In het laatste experiment kregen gezonde muizen de fecale transplanten van de menselijke vrijwilligers die een hoge suikerspiegel hadden ontwikkeld. Rara? De muizen ontwikkelden tevens een glucose-intolerantie.

Het is belangrijk om te benadrukken dat ook deze studie zijn beperkingen heeft, waardoor verder onderzoek nodig zal zijn. Een van de leiders van het onderzoek, Eran Elinav, bekende aan Scientific American dat de exacte relatie tussen nepsuiker en ziekte "een beetje een kip-en-ei-verhaal is." Hij voegde daaraan toe: "Als je gewicht toeneemt, is het waarschijnlijker dat je dieetproducten gaat gebruiken. Dat wil natuurlijk niet zeggen dat het dieetvoedsel ervoor heeft gezorgd dat je in de eerste plaats zwaarder bent geworden."

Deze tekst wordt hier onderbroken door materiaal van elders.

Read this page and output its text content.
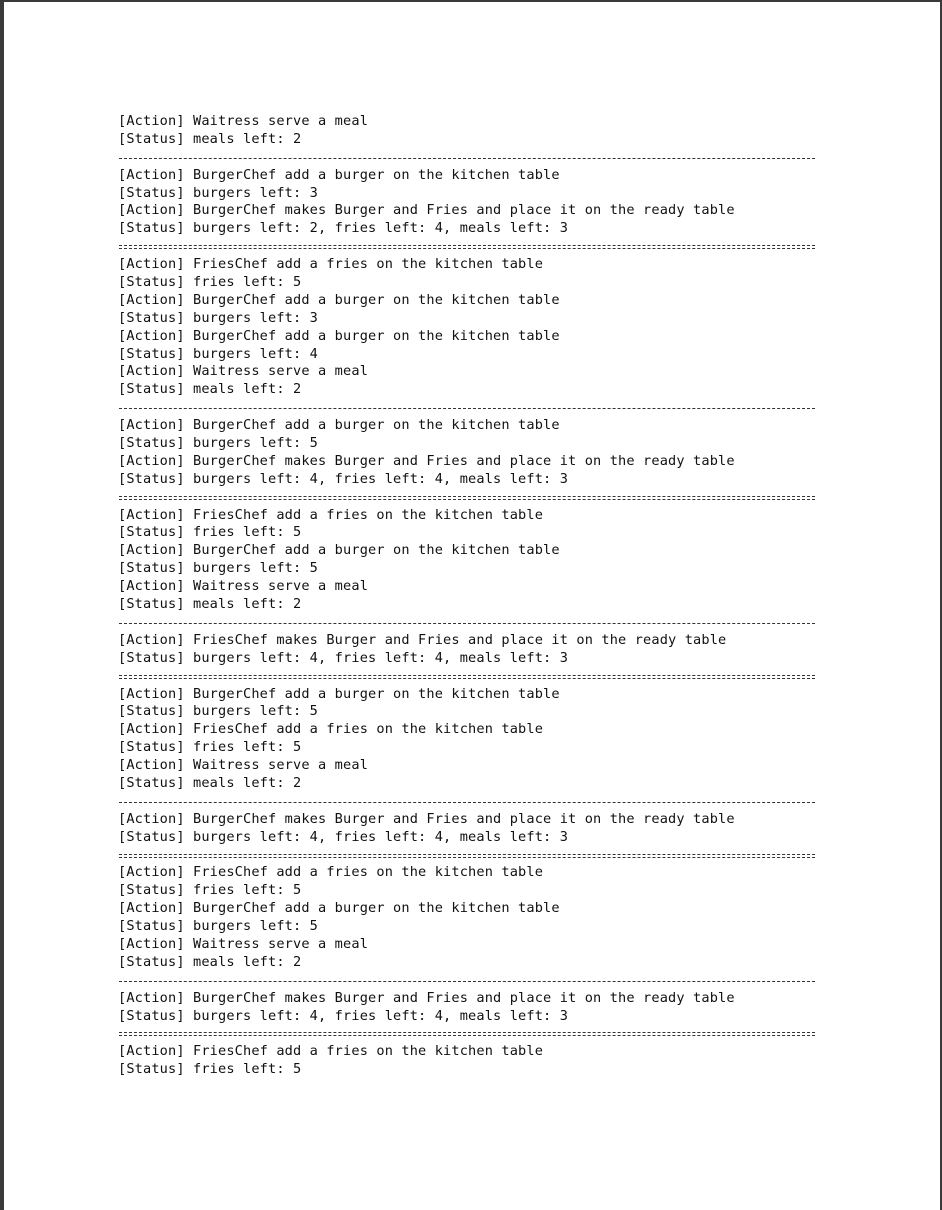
[Action] Waitress serve a meal
[Status] meals left: 2
[Action] BurgerChef add a burger on the kitchen table
[Status] burgers left: 3
[Action] BurgerChef makes Burger and Fries and place it on the ready table
[Status] burgers left: 2, fries left: 4, meals left: 3
[Action] FriesChef add a fries on the kitchen table
[Status] fries left: 5
[Action] BurgerChef add a burger on the kitchen table
[Status] burgers left: 3
[Action] BurgerChef add a burger on the kitchen table
[Status] burgers left: 4
[Action] Waitress serve a meal
[Status] meals left: 2
[Action] BurgerChef add a burger on the kitchen table
[Status] burgers left: 5
[Action] BurgerChef makes Burger and Fries and place it on the ready table
[Status] burgers left: 4, fries left: 4, meals left: 3
[Action] FriesChef add a fries on the kitchen table
[Status] fries left: 5
[Action] BurgerChef add a burger on the kitchen table
[Status] burgers left: 5
[Action] Waitress serve a meal
[Status] meals left: 2
[Action] FriesChef makes Burger and Fries and place it on the ready table
[Status] burgers left: 4, fries left: 4, meals left: 3
[Action] BurgerChef add a burger on the kitchen table
[Status] burgers left: 5
[Action] FriesChef add a fries on the kitchen table
[Status] fries left: 5
[Action] Waitress serve a meal
[Status] meals left: 2
[Action] BurgerChef makes Burger and Fries and place it on the ready table
[Status] burgers left: 4, fries left: 4, meals left: 3
[Action] FriesChef add a fries on the kitchen table
[Status] fries left: 5
[Action] BurgerChef add a burger on the kitchen table
[Status] burgers left: 5
[Action] Waitress serve a meal
[Status] meals left: 2
[Action] BurgerChef makes Burger and Fries and place it on the ready table
[Status] burgers left: 4, fries left: 4, meals left: 3
[Action] FriesChef add a fries on the kitchen table
[Status] fries left: 5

Andere wetenschappers hebben het onderzoek nog kritischer benaderd, waarbij sommige van hen opmerkte dat de sample van de proefpersonen te klein was, en het muizenexperiment te ver afstaat van mensen om de resultaten op hen te betrekken. Brain Ratcliffe, een voedingsprofessor aan de Robert Gordon University in Aberdeen, zei bijvoorbeeld tegen The Guardian: "Veel van de gevonden effecten hebben betrekking op sacharine terwijl weinig tot geen effect is gevonden voor aspartaam. Het paper had zich daarom in de titel moeten beperken tot 'sacharine' in plaats van al deze effecten aan alle kunstmatige zoetstoffen toe te schrijven."

Neem het dus allemaal maar met een korreltje zout. Of suiker.